First, here is my base bodice shape. This is my linen lining, and then I used cotton canvas as an interlining and velvet as the fashion fabric.
This is the bodice all put together. I did the ladder lacing by placing a reinforced strip of fabric covered in evenly spaced grommets just inside the opening on each side of the bodice. The bodice itself has flat steel bones at the front edges, which help to keep it so perfectly straight.
My sleeves! I did cutwork for the sleeves, as well as the bottom hem of the dress. I made a stencil and then traced it onto the fabric. The cuts were made with a regular pair of scissors.

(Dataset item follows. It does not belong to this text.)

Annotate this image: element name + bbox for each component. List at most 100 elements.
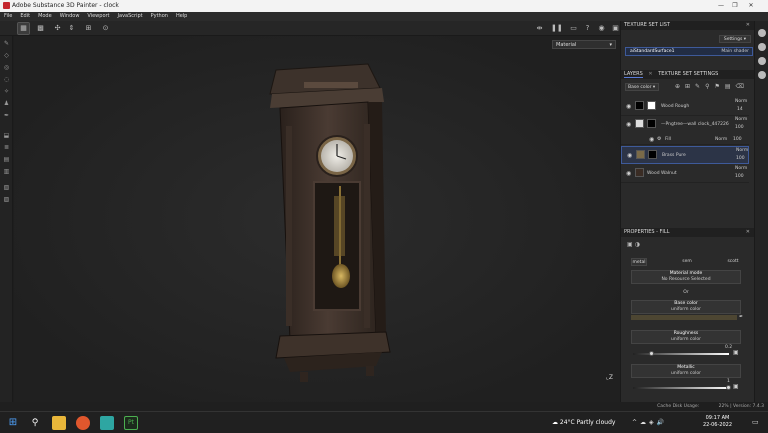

The sleeves attach to the bodice with ribbon ties. I also edged the sleeves with Venetian lace. Here, I've also added a front insert, which covers my corset. There is some debate on whether the corset goes under or over the chemise, but in every other period I've researched, the corset is always over the chemise. It's more practical that way, and I don't see why it should be any different here. Plus, there are some images that show partlets going all the way down to waist level, perhaps covering the corset. Who knows, maybe they did it both ways.
And the full gown! I made a partlet out of Venetian lace. The skirt is cartridge pleated by the traditional method. I tried a shortcut that I do for knife pleats but found that the traditional method was faster. Maybe I've just cartridge pleated so many skirts that it's not so bad anymore!